Rinse and repeat a dozen times and you have enough material for a twitter thread or medium post fawning over gpt-3.

1 comments

I don't necessarily doubt you but can you give me an example of an expert system that is more capable ?
GPT3 can’t perform algebra over all 32 bit numbers. A trivial Python script can.
It behaves more like your nephew than a computer in that case. Interesting that this is often the example given for why computers are bad at certain tasks, and humans are good at others.

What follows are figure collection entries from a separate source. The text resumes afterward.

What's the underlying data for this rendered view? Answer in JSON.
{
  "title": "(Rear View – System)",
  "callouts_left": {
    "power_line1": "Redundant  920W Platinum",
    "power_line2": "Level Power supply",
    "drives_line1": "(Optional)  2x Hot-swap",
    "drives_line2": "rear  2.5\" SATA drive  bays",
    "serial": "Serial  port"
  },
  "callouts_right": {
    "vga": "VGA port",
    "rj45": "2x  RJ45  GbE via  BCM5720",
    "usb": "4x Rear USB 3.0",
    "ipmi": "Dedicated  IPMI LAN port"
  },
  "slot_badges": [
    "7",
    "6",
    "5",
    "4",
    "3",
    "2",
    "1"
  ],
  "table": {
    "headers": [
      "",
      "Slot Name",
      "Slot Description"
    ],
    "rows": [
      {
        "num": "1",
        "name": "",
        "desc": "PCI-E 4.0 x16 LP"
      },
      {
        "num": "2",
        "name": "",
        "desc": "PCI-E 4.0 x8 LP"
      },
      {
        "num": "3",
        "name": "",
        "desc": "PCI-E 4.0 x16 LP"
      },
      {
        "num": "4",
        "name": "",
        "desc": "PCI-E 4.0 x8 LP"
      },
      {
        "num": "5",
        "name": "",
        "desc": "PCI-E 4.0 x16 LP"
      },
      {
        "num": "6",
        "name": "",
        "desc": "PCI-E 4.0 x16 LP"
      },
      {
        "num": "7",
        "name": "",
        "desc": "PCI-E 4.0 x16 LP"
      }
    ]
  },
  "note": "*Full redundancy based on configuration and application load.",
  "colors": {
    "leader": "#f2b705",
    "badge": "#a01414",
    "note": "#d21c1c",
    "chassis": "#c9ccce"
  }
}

It is quite incredible that nothing changed about the architecture in gpt-2 vs gpt-3 (just way more connections), yet it aquired fundamentally new behavior - that if performing arithmetic calculation - despite not having large amounts of training data on the subject. I think this is the type of phenomenon that shows we are quite poor at estimating what these systems will be capable of when scaling up. So acting as if we're sure it won't lead to improvements in AI is as idiotic as claiming that it will. There are far too many people on hacker news that follow this fad of being dismissive of AI, because they make the common mistake of equating cynicism with intelligence.

It’s smoke and mirrors trying to fool you into thinking it’s generating intelligent text. In some applications e.g., a chatbot, that’s appropriate. But it’s really no comparison to an expert system for most applications, where you know exactly the right and wrong solutions. Not adding numbers correctly with the huge budget GPT3 has for training and inference is a poignant case of that fact. A linear layer taking in x and y will learn x+y just by setting the weights to 1.0, so it’s not even a hard problem for neural nets, just in the particular tokenization and architecture used for GPT models.